Jeanne : J’ai 30 ans. J’ai fait des études de sociologie, puis de médiation culturelle. Dans la foulée un stage suivit d’une embauche dans le magazine musical Tsugi. L’industrie culturelle étant pas au top, je n’ai pas attendu les offres de boulots et j’ai monté ma propre structure en 2008, une petite agence d’Ingénierie Culturelle, Nabie. En parallèle, on avait monté en 2005 l’association Moï Moï, pour réunir nos amis artistes et médiateurs en tous genres. L’idée c’était de proposer et d’essayer plein de choses, jusqu’à ce que ça marche !

Manon : J’ai 27 ans. J’ai étudié aux Beaux-Arts de Paris. Je supervise la partie art contemporain et la communication web de Moï Moï. Même si en réalité on touche tous un peu à tout.

Pierre : J’ai 30 ans. Je suis président de l’association et programmateur de notre festival, Baleapop. A la base je faisais de l’urbanisme et de la programmation architecturale et muséologique, que j’ai mis de côté pour rejoindre Jeanne dans Nabie.

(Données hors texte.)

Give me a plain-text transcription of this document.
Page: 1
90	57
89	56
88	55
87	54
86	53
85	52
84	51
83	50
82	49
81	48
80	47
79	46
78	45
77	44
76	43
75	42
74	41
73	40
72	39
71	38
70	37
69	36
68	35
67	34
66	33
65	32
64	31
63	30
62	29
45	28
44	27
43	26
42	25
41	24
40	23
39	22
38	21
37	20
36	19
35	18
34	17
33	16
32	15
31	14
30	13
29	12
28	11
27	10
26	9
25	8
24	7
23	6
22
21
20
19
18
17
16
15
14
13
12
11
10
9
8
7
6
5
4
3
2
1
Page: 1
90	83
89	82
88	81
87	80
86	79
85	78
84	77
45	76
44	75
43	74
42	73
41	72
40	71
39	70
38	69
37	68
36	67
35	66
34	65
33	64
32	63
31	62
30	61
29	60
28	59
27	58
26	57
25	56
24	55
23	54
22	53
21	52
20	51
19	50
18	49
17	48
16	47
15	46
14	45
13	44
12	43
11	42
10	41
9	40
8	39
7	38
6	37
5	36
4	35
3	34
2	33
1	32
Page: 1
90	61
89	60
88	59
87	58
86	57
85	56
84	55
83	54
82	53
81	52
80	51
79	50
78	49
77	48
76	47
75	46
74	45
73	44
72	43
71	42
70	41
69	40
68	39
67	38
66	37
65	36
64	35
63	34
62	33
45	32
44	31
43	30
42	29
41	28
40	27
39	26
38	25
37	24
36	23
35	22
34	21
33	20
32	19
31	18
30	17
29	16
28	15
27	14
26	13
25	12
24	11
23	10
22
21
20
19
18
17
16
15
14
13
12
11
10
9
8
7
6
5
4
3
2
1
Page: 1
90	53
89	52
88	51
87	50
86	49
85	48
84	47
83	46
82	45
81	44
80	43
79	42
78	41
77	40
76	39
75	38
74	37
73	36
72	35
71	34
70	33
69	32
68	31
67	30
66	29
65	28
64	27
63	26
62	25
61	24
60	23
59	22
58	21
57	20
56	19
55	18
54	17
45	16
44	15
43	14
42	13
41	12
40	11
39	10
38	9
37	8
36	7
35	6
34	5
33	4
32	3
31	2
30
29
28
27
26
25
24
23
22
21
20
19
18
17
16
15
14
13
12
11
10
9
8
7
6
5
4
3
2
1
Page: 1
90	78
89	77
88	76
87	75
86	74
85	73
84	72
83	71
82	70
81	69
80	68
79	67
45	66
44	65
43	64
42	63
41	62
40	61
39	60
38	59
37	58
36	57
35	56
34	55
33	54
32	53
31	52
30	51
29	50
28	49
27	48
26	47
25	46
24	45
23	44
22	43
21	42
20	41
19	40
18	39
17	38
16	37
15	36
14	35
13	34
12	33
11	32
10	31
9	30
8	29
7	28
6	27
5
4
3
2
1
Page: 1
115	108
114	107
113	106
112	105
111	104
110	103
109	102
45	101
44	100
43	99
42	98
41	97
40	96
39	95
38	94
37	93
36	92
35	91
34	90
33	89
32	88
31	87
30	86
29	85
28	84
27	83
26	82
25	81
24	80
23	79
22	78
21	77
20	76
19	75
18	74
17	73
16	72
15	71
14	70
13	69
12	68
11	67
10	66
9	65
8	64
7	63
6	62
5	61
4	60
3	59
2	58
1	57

Jeanne : On a commencé par de l’organisation d’évènements et de la mise en relation, puis on a lancé le festival Baleapop chez nous, au Pays Basque. Il a rapidement pris de l’ampleur et nous a demandé tellement de temps qu’on a dû un peu laisser de côté le reste des actions de l’association. On a tout de même monté le label Moï Moï Records sur lequel on a sorti des projets des musiciens du collectif.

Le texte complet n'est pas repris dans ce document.